De no ser así, habrá temas que conversar entre ambos y, en caso de no poder ponerse de acuerdo, o existir una voluntad superior a la del otro, será conveniente buscar ayuda profesional.
Esas opiniones, aunque nos produzcan algunas dudas al principio, si son bien escuchadas podrá ayudarnos a volver a lograr la satisfacción plena en las relaciones sexuales con nuestra pareja.

Tengo 34 años y con mis relaciones nunca pude llegar al orgasmo. Siento deseo, placer en los momentos previos, pero no puedo llegar al momento en sí.
Es importante no apurarte y tomarte tu tiempo (sin ansiedad). Tratá de concentrarte en lo que sentís, ¿cuáles son tus sensaciones? Lo más importante es conocerte a vos misma, sin miedo, sin vergüenza. Asegurate que estás suficientemente lubricada. Es recomendable que primero pruebes masturbándote, cuando no hay otro para distraerte. Te recomiendo ver las videos de Betty Dodson (N. de la R: los podés bajar desde www.youtube .com o, incluso, bajarte uno de sus libros, Sexo para uno, en castellano en www.nazrem.word press.com).

Mi novio era un adicto al sexo, pero desde que empezó a meditar, ya no siente el mismo deseo. Me siento aliviada, pero desconcertada. ¿Cómo lo reanimo?
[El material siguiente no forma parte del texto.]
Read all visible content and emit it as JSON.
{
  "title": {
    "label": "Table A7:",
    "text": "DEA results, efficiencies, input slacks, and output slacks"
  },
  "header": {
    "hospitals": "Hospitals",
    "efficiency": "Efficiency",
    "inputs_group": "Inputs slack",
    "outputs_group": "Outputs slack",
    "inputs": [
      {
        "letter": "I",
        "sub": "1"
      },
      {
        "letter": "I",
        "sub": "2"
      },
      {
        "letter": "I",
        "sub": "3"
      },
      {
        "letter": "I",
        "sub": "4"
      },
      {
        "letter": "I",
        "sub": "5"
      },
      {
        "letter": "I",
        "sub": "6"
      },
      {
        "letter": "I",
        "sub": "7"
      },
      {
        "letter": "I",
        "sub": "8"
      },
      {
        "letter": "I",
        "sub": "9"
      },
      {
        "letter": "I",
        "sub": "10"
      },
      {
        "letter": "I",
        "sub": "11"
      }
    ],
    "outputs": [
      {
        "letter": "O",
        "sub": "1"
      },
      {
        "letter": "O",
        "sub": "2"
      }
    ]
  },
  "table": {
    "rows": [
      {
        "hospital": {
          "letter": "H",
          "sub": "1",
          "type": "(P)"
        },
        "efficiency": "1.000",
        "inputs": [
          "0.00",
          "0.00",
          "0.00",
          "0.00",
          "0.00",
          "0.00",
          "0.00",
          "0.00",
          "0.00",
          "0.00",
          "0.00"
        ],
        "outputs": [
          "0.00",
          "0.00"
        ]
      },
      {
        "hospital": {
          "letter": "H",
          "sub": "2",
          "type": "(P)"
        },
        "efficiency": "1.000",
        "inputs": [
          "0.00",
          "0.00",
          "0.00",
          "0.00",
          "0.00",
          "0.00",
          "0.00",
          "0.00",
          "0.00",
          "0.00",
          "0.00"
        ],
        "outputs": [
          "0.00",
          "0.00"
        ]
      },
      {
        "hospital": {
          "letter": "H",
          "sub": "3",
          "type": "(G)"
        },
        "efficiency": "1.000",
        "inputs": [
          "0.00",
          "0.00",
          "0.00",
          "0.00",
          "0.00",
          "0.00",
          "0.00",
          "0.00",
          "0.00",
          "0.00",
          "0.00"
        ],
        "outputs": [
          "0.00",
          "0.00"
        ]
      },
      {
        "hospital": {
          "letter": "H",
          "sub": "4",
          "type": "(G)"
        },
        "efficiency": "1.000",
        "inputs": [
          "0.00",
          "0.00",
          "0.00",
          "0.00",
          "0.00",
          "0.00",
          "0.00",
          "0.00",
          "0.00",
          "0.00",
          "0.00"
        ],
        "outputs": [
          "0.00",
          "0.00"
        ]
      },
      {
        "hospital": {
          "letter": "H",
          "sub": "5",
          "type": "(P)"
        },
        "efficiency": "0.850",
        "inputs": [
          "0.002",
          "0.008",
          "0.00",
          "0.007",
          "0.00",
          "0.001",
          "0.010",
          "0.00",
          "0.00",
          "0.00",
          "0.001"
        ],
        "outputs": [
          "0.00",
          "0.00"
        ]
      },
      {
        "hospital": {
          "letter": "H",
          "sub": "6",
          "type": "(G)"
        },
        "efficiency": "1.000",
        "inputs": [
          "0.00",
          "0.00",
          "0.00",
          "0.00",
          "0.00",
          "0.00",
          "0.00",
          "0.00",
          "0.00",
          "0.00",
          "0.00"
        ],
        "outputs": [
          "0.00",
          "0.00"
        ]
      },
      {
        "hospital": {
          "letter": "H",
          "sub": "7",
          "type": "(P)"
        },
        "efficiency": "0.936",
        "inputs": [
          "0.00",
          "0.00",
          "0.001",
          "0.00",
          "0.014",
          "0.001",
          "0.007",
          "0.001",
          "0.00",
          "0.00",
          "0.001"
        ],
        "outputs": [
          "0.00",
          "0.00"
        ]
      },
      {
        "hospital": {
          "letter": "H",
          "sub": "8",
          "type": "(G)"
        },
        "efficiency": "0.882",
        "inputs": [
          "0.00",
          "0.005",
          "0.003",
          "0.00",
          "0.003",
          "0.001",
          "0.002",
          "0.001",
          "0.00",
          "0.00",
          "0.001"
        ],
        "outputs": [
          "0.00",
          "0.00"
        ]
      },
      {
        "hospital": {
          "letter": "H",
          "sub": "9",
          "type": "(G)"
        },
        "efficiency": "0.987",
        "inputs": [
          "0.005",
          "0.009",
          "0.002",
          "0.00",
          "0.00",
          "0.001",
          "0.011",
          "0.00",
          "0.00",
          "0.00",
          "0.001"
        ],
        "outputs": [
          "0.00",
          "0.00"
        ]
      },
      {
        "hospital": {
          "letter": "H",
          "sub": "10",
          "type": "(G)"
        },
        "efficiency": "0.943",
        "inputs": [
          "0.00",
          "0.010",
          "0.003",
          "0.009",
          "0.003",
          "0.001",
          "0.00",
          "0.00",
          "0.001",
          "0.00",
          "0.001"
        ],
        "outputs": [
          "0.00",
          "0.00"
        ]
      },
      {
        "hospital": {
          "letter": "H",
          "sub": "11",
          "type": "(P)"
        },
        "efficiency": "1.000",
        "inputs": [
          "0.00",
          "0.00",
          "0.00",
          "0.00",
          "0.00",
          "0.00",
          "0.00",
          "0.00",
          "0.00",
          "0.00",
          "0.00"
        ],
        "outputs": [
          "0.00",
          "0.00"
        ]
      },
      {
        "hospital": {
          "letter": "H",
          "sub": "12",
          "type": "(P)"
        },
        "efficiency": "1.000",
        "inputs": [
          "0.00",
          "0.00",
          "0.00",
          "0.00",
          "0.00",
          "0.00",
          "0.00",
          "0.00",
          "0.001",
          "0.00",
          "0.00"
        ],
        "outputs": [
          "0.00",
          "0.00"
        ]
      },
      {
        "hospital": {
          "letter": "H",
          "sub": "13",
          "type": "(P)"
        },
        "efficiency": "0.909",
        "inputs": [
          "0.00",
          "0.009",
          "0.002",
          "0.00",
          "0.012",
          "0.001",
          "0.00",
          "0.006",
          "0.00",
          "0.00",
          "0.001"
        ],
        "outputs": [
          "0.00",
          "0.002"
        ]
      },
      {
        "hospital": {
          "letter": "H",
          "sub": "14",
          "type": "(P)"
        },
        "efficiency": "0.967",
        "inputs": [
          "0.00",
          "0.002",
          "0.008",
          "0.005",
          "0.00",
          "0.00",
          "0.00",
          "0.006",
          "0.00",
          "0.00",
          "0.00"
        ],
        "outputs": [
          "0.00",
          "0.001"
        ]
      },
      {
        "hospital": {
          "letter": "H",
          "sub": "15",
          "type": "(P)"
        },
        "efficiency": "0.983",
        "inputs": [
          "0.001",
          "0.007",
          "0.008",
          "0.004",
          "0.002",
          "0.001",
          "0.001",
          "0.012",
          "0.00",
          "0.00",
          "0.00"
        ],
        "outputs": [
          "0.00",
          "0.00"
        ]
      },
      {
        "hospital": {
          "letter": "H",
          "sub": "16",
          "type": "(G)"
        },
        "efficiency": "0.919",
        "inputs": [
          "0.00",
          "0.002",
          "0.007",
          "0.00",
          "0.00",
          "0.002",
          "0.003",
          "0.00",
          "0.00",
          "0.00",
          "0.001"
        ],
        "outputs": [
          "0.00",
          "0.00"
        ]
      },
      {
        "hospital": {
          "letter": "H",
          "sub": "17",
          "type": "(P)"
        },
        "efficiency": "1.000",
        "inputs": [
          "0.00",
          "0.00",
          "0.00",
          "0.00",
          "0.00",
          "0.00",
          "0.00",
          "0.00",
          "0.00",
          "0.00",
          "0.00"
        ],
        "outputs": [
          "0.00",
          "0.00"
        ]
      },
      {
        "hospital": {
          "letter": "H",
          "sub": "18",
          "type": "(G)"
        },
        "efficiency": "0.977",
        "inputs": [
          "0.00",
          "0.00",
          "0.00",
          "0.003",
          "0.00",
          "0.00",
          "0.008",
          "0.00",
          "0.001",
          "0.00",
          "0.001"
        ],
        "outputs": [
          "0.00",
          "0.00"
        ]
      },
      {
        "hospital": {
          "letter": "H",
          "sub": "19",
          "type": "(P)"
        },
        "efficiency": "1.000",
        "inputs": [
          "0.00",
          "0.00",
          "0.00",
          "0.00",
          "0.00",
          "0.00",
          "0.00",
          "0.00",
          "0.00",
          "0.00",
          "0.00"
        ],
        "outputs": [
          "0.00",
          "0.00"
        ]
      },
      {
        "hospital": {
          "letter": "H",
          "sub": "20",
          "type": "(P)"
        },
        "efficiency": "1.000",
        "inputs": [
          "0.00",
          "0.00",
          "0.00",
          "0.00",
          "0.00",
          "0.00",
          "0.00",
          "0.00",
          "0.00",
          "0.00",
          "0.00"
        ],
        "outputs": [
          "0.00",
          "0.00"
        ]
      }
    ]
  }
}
Comenzá a hablarlo con él. A diferencia de la bebida o de la droga, el sexo y la comida no pueden frenarse totalmente. Pero la gente que ha tenido una relación compulsiva al sexo necesitan reprogramarse, repensar qué relación quiere tener con el deseo y desarrollar una nueve manera de entrar al sexo.

Tengo 31 años y estoy en pareja hace siete. Hace tres años que el sexo cambió, mi esposo suele estar con todas las pilas a la noche tarde y yo a la mañana. ¿Qué sugerencias tenés para mejorar esto?

Siempre pienso que al principio de una relación no hay un problema entre la noche y la mañana. ¿Qué pasa después? Me parece que este asunto es una manera de evitarse, no tiene nada que ver con la capacidad de llegar al orgasmo. Si hay una buena comunicación en una pareja, se alterna entre las preferencias de uno y del otro. Cada uno recibe lo que quiere y entrega lo que el otro prefiere. Observá esto.

Siempre supe que mi papá le era infiel a mi mamá y es una marca muy grande en mi vida. A veces, mientras hago el amor con mi novio, mi fantasía es que estoy con un hombre casado ¿Eso está mal?

Nuestra sexualidad está llena de paradojas. Nuestras preferencias eróticas vienen directamente de nuestra infancia: de las luchas, desafíos, experiencias físicas y de vínculo, ya sean buenas o más difíciles, que hemos conocido. Si te gusta esta fantasía y te sientes bien con ella, no hay problema. Lo que me parece es que estás mal con el recuerdo de que tu papá te hizo doler. Eso sí está bueno que lo trabajes, porque lo que se resuelve durante el día, se disfruta durante la noche.

Desde que empecé a tener sexo siento que me ha cambiado el cuerpo, me siento más formada y adelgacé. ¿Qué pasó?

El sexo voluntario y bueno produce serotonina y el orgasmo femenino viene acompañado por oxitocina. Hacer el amor te hace perder un poco de peso también. Por otro lado, además de los aspectos neurobiológicos, hay una reacción emocional importante, que aumenta tu autoestima. Esto influye en la percepción de tu cuerpo?